La naturalización de la expectativa de afecto-cariño hace al sexo mismo susceptible de generar una profunda experiencia de exclusión. Con todas las esperanzas puestas en el sexo, el individuo puede controlar el efecto de la exclusión recibida en el entorno social, en tanto que aguarda su compensación en el entorno sexual privado, incluso si carece de fecha cierta para su próxima experiencia sexual. Pero si la expectativa no es cubierta por la relación, nada quedará que pueda cubrirla, y como ninguna otra experiencia, vendrá ésta a generar un vacío afectivo que de ningún modo tendrá su origen en la hostilidad de la relación, sino en el no cumplimiento de su papel compensatorio. El acto sexual no sólo cargará con la culpa de estar más lejos de cumplir sus expectativas afectivas que ningún otro de los que tuvieron un carácter hostil, sino que arrostrará también la culpa de no dejar tras de sí ninguna otra esperanza. Cuando el paradigma fusional de la relación falla, falla la relación misma y, con ello, el mecanismo compensatorio del sistema opresor. El individuo debe rehacer todo su esquema emocional si no quiere que la angustia no desahogada lo conduzca a la crisis.
 
A los dos citados se debe añadir un tercer factor que acumula expectativas de afecto, integrador y compensatorio de la angustia, sobre la relación sexual. La profunda carga de discriminación de género presente en la primera y tercera formas sexuales, es decir, la forma no comunicativa y la de la escuela pornográfica, convierten a la relación sexual con arropamiento afectivo, y al afecto mismo en la relación sexual, en un refugio frente a la agresión que constituyen los otros modelos. Para convencer de que no va a agredir, el hombre debe posicionarse de manera evidente del lado del arropamiento, pues no queda ningún otro modelo que seguir. Mientras que, para él, las tres formas compensan, de distinta manera, la exclusión social, la mujer sólo dispone del arropamiento si no quiere darse sentido social de un modo contradictorio y desigualitario. Este plus convierte al afecto y al modelo de arropamiento afectivo, en susceptible de representar el papel de “sexo para mujeres”, es decir, de actividad en la que la mujer impone el modelo sexual que le resulta emocionalmente más rentable. Casi huelga añadir que la mujer, además, llega a la relación sexual con mayor carga de ansiedad por agresión y exclusión que el hombre, de modo que aún es mayor por esta razón la diferencia entre la preferencia de ella y la de él por el modelo del arropamiento afectivo.
 
A las expectativas de compensación de emociones hostiles y excluyentes deberán añadirse las de otros afectos cuyo papel en el conjunto social de la sexualidad es secundario, no por deber serlo, sino porque el sexo está tan destinado, por su interpretación fusional, a centrarse en aquéllos, que difícilmente una voluntad decidida puede apartarlo significativamente de su cometido. Pero entiéndase, como regla aplicable a las lagunas en la enumeración de los factores mencionados, que la designificación afectiva se aplica también a ellas.

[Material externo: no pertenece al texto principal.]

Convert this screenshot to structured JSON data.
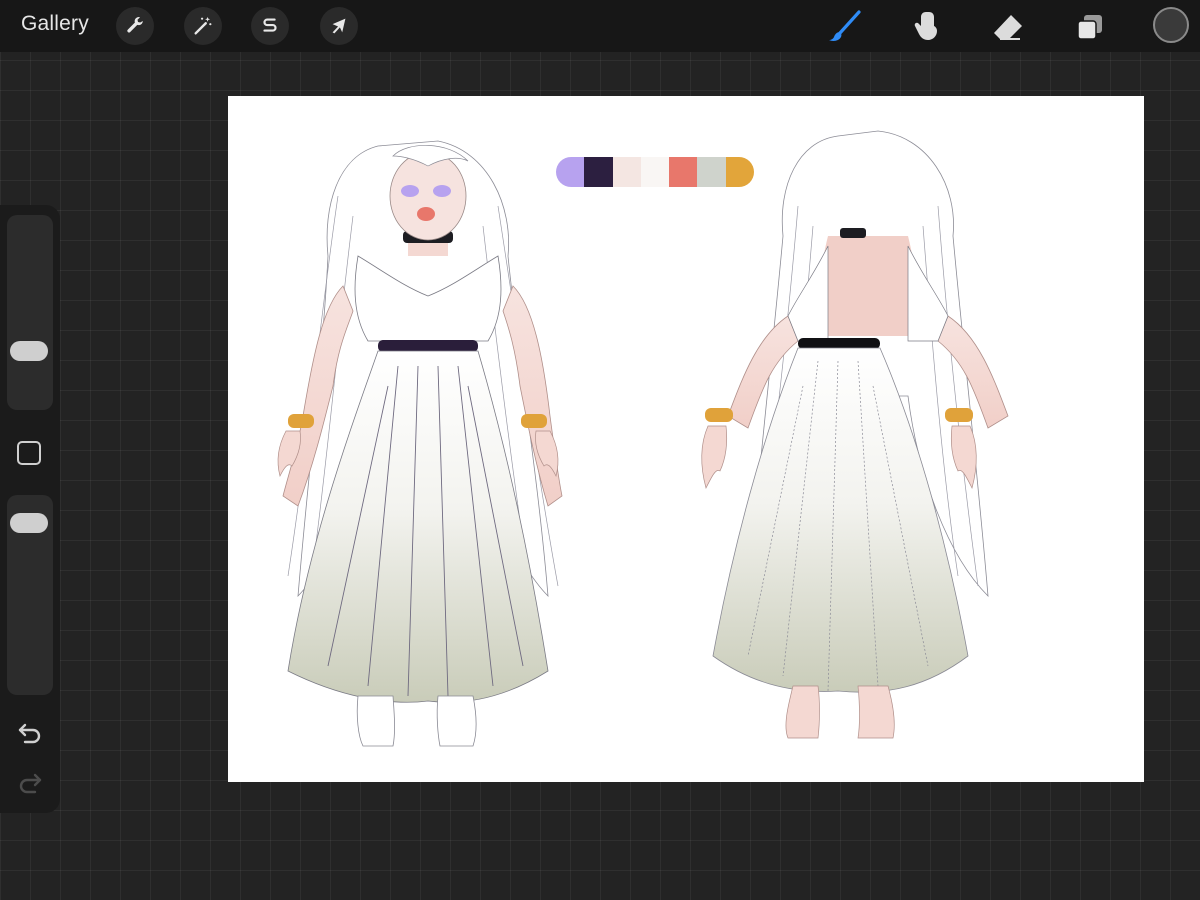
{
  "toolbar": {
    "gallery_label": "Gallery",
    "left_tools": [
      {
        "name": "actions",
        "icon": "wrench-icon"
      },
      {
        "name": "adjustments",
        "icon": "magic-wand-icon"
      },
      {
        "name": "selection",
        "icon": "selection-s-icon"
      },
      {
        "name": "transform",
        "icon": "arrow-cursor-icon"
      }
    ],
    "right_tools": [
      {
        "name": "brush",
        "icon": "brush-icon",
        "active": true
      },
      {
        "name": "smudge",
        "icon": "smudge-finger-icon"
      },
      {
        "name": "eraser",
        "icon": "eraser-icon"
      },
      {
        "name": "layers",
        "icon": "layers-icon"
      }
    ],
    "current_color": "#3a3a3a",
    "active_tool_color": "#2f8cf7"
  },
  "sidebar": {
    "brush_size_level": 0.27,
    "opacity_level": 0.92,
    "undo_icon": "undo-icon",
    "redo_icon": "redo-icon",
    "modify_icon": "square-modify-icon"
  },
  "artwork": {
    "palette": [
      "#b7a2ef",
      "#2c1f40",
      "#f4e6e2",
      "#f9f6f4",
      "#e8776b",
      "#cfd3cc",
      "#e2a53a"
    ],
    "accent_colors": {
      "choker_belt": "#2a1e3a",
      "bracelet": "#e0a23a",
      "skin": "#f4d8d2",
      "dress_shadow": "#c9ccb9"
    }
  }
}
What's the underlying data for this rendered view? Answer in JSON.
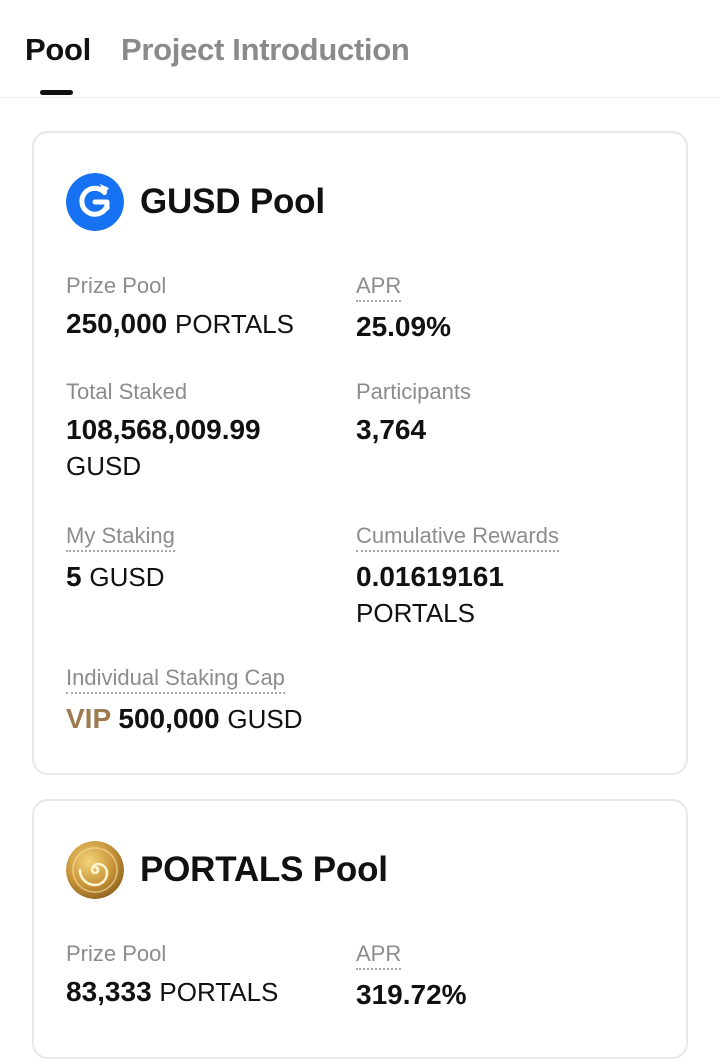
{
  "tabs": [
    {
      "label": "Pool",
      "active": true
    },
    {
      "label": "Project Introduction",
      "active": false
    }
  ],
  "pools": [
    {
      "title": "GUSD Pool",
      "icon": "gusd-coin-icon",
      "prize_pool_label": "Prize Pool",
      "prize_pool_value": "250,000",
      "prize_pool_unit": "PORTALS",
      "apr_label": "APR",
      "apr_value": "25.09%",
      "total_staked_label": "Total Staked",
      "total_staked_value": "108,568,009.99",
      "total_staked_unit": "GUSD",
      "participants_label": "Participants",
      "participants_value": "3,764",
      "my_staking_label": "My Staking",
      "my_staking_value": "5",
      "my_staking_unit": "GUSD",
      "cumulative_rewards_label": "Cumulative Rewards",
      "cumulative_rewards_value": "0.01619161",
      "cumulative_rewards_unit": "PORTALS",
      "cap_label": "Individual Staking Cap",
      "cap_tier": "VIP",
      "cap_value": "500,000",
      "cap_unit": "GUSD"
    },
    {
      "title": "PORTALS Pool",
      "icon": "portals-coin-icon",
      "prize_pool_label": "Prize Pool",
      "prize_pool_value": "83,333",
      "prize_pool_unit": "PORTALS",
      "apr_label": "APR",
      "apr_value": "319.72%"
    }
  ],
  "colors": {
    "gusd_icon": "#1672f3",
    "portals_icon": "#c8943a",
    "vip": "#9b7b4f",
    "label": "#8c8c8c",
    "inactive_tab": "#8a8a8a"
  }
}
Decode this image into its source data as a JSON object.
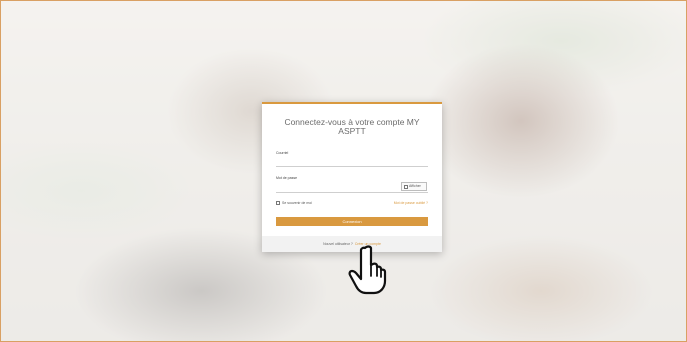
{
  "login": {
    "title": "Connectez-vous à votre compte MY ASPTT",
    "username_label": "Courriel",
    "password_label": "Mot de passe",
    "show_label": "Afficher",
    "remember_label": "Se souvenir de moi",
    "forgot_label": "Mot de passe oublié ?",
    "submit_label": "Connexion",
    "footer_text": "Nouvel utilisateur ?",
    "footer_link": "Créer un compte"
  },
  "colors": {
    "accent": "#d9993f",
    "frame_border": "#d9a063"
  },
  "icons": {
    "cursor": "hand-pointer-icon"
  }
}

miércoles, 14 de agosto de 2013

propuesta erótica. I. DESIGNIFICACIÓN. (iv) designificar el sexo del afecto (1)

¿Sexo con afecto o sexo sin afecto?

             Esta dialéctica es una trampa. Elijamos lo que elijamos estamos del lado del sistema: "el sexo y el afecto van naturalmente unidos y sólo podremos separarlos mediante una violencia afectiva, mediante la desaparición del afecto de nuestras vidas."

             El sexo conserva la valoración puritana como actividad sucia que sólo puede adquirir dignidad "lavada" por el vínculo gámico, matrimonial. El afecto, a su vez, no es completo si no se da en una unión matrimonial sexual.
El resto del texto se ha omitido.